Bigger particles, deeper snow
The findings were intuitive in direction but significant in magnitude. Larger snow particles led to greater accumulation on roofs. Higher wind speeds reduced overall snow depth by blowing particles off the roof, but the particle-size effect was amplified under windy conditions. Large particles resisted wind transport more effectively, so they accumulated disproportionately compared to small particles as wind speed increased.
Roof size also mattered. Larger roofs provided more surface area for snow to settle, increasing total depth. This effect was most pronounced with particles around 0.5 millimeters in diameter.

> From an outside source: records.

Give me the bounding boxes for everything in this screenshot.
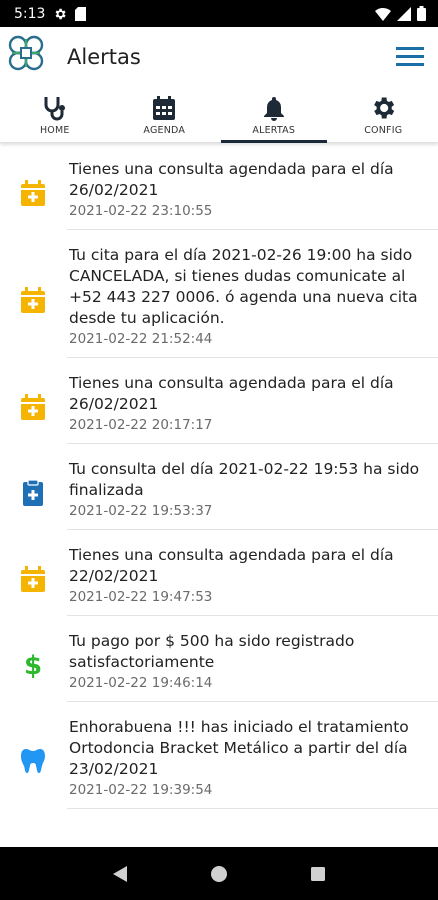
list-item[interactable]: Tienes una consulta agendada para el día…: [21, 144, 438, 230]
back-button[interactable]: [109, 863, 131, 885]
tab-label: AGENDA: [143, 125, 186, 136]
hamburger-menu-icon[interactable]: [396, 44, 424, 68]
battery-icon: [417, 6, 426, 21]
recents-button[interactable]: [307, 863, 329, 885]
alert-timestamp: 2021-02-22 19:39:54: [69, 782, 213, 798]
calendar-plus-icon: [21, 566, 45, 592]
tooth-icon: [21, 749, 45, 773]
tab-label: CONFIG: [364, 125, 403, 136]
recents-square-icon: [311, 866, 326, 881]
list-item[interactable]: Tienes una consulta agendada para el día…: [21, 358, 438, 444]
stethoscope-icon: [44, 97, 65, 121]
calendar-plus-icon: [21, 287, 45, 313]
gear-icon: [374, 97, 395, 119]
page-title: Alertas: [67, 45, 141, 69]
system-nav-bar: [0, 847, 438, 900]
alert-message: Tienes una consulta agendada para el día…: [69, 160, 394, 199]
alert-timestamp: 2021-02-22 23:10:55: [69, 203, 213, 219]
alert-message: Tu pago por $ 500 ha sido registrado sat…: [69, 632, 355, 671]
calendar-icon: [153, 96, 176, 120]
list-item[interactable]: Tu cita para el día 2021-02-26 19:00 ha …: [21, 230, 438, 358]
list-item[interactable]: Enhorabuena !!! has iniciado el tratamie…: [21, 702, 438, 809]
alert-timestamp: 2021-02-22 19:46:14: [69, 675, 213, 691]
calendar-plus-icon: [21, 394, 45, 420]
alert-message: Tu cita para el día 2021-02-26 19:00 ha …: [69, 246, 418, 327]
status-time: 5:13: [14, 5, 46, 22]
alert-message: Tienes una consulta agendada para el día…: [69, 374, 394, 413]
wifi-icon: [375, 7, 391, 21]
signal-icon: [397, 6, 411, 21]
status-bar: 5:13: [0, 0, 438, 27]
app-bar: Alertas: [0, 27, 438, 89]
list-item[interactable]: $ Tu pago por $ 500 ha sido registrado s…: [24, 616, 438, 702]
list-item[interactable]: Tu consulta del día 2021-02-22 19:53 ha …: [23, 444, 438, 530]
bell-icon: [263, 97, 284, 121]
tab-bar: HOME AGENDA ALERTAS CONFIG: [0, 89, 438, 143]
alert-timestamp: 2021-02-22 21:52:44: [69, 331, 213, 347]
alert-message: Enhorabuena !!! has iniciado el tratamie…: [69, 718, 409, 778]
alert-message: Tu consulta del día 2021-02-22 19:53 ha …: [69, 460, 420, 499]
alert-message: Tienes una consulta agendada para el día…: [69, 546, 394, 585]
settings-status-icon: [56, 8, 67, 19]
clipboard-plus-icon: [23, 479, 43, 506]
tab-config[interactable]: CONFIG: [329, 89, 438, 142]
home-circle-icon: [210, 865, 227, 882]
back-triangle-icon: [112, 865, 127, 882]
tab-label: HOME: [39, 125, 70, 136]
tab-agenda[interactable]: AGENDA: [110, 89, 220, 142]
svg-text:$: $: [24, 651, 42, 679]
calendar-plus-icon: [21, 180, 45, 206]
tab-home[interactable]: HOME: [0, 89, 110, 142]
sd-card-icon: [75, 6, 87, 21]
dollar-icon: $: [24, 651, 42, 679]
alert-timestamp: 2021-02-22 19:53:37: [69, 503, 213, 519]
alert-list: Tienes una consulta agendada para el día…: [0, 144, 438, 847]
alert-timestamp: 2021-02-22 19:47:53: [69, 589, 213, 605]
home-button[interactable]: [208, 863, 230, 885]
list-item[interactable]: Tienes una consulta agendada para el día…: [21, 530, 438, 616]
alert-timestamp: 2021-02-22 20:17:17: [69, 417, 213, 433]
clinic-logo-icon: [8, 35, 44, 71]
tab-alertas[interactable]: ALERTAS: [219, 89, 329, 143]
tab-label: ALERTAS: [252, 125, 296, 136]
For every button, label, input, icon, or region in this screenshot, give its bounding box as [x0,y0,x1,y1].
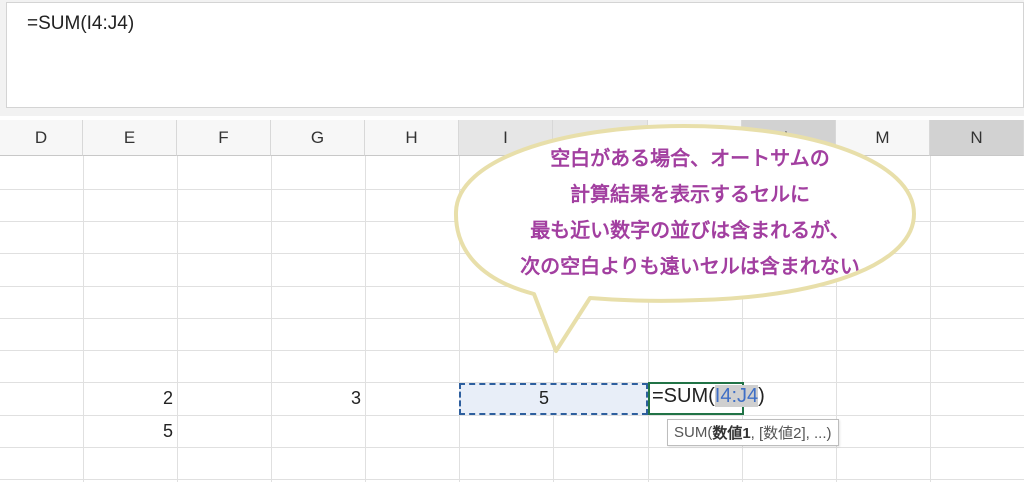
callout-line: 最も近い数字の並びは含まれるが、 [530,218,850,242]
callout-line: 次の空白よりも遠いセルは含まれない [520,254,860,278]
callout-text: 空白がある場合、オートサムの 計算結果を表示するセルに 最も近い数字の並びは含ま… [470,140,910,284]
callout-line: 空白がある場合、オートサムの [550,146,830,170]
callout-line: 計算結果を表示するセルに [570,182,810,206]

A particularly useful finding emerged from the complexity challenge. Running large-scale engineering simulations with the full range of particle sizes found in a natural snowstorm is computationally expensive. But the researchers discovered that using the simple arithmetic mean diameter of a particle mixture produced results that closely matched the full multi-size simulation. This shortcut could allow engineers to incorporate particle-size effects into their calculations without prohibitive computational costs.
Implications for building codes
Current building codes and snow load standards generally do not account for snowflake size variation. The findings suggest they probably should, particularly in regions where heavy, wet snowstorms with large particle sizes are common. Underestimating snow loads can lead to structural failures, as building collapses from snow overload demonstrate periodically in heavy-snow regions.
"Accurately assessing snow loads for structural safety requires considering the natural variation in snowflake sizes, and ignoring this can lead to underestimation of snow accumulation in certain conditions," Zhang said.
Limitations and next steps
The current study focused on flat roofs, which are the simplest geometry to model and test. Real buildings feature slopes, curves, parapets, mechanical equipment, and other features that create complex wind patterns and snow accumulation zones. Zhang noted that while the underlying principles regarding particle size, wind speed, and scale should be broadly relevant, the specific distribution patterns will change with roof geometry.
The silica particles used in wind tunnel testing, while useful for controlled experiments, differ from real snowflakes in important ways. Snow is cohesive, temperature-sensitive, and can compact and bond to itself after landing, behaviors that silica does not replicate. The simulations account for some of these differences, but real-world validation with actual snowfall on instrumented roofs would strengthen confidence in the predictions.
The researchers plan to study more complex roof geometries, including sloped and arched designs common in modern architecture. They also hope to translate their findings into practical guidelines that could inform updates to building codes and structural design standards.
A practical tool from fundamental physics
The arithmetic mean diameter shortcut is perhaps the most immediately useful outcome. Engineers who want to improve their snow load estimates can incorporate a single additional parameter, average particle size for their region's typical snowfall, without overhauling their entire modeling approach. It is a modest advance, but in structural engineering, modest improvements in load prediction accuracy can make the difference between a roof that holds and one that does not.